The beginning of it all was promising it really was, everybody liked each other the people I didn’t like was no where to be found.
I was determined, really determined to make it the most successful one.
Honestly, things really couldn’t get better i had a group of girlfriends that made me happy and supported me, that i didn’t even care about my non existent love of life.
Everything was good, the parties, classes everything….
For the first time i was believed in myself more than ever.
Then life… happened.
Bad things seem to happen all at once…
To the point you no longer know where it all went wrong.
2 Weeks Alone, Surprise Party, A Fuck boy, ER, Jealousy/betrayal, falling out, falling apart & lastly giving up.
if you asked me in the beginning who from our group i thought would most likely withdraw, i would’ve never said me.
however i did, life happened
despite enduring worse, way worse i finally reached my breaking point, and well broke….
i gave up, went AWOL and hibernated for days.

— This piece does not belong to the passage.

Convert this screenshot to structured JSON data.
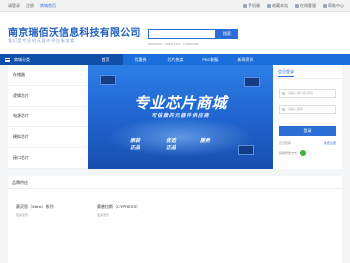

i don’t like quitting but you know it’s time to tap out when you wake up screaming every night and crying silently every morning and jumping out of the 6th floor doesn’t seem like such a terrible idea.
So i withdrew… i did.
I cared too much about my relationships and the people around me than i did for myself.
the weeks alone, the fake friends, fuckboy, my trip to the ER and overwhelming amount of work… got to me.
that’s when i realized, i needed a break from college. To adult, and become more selfish and less emotionally invested on people who couldn’t care less about me.
Yeah that’s a summary, Out of everyone in our group, i was the one who tapped out.
If you asked me before, i would’ve said no way.
back to hibernating. happy finals everyone.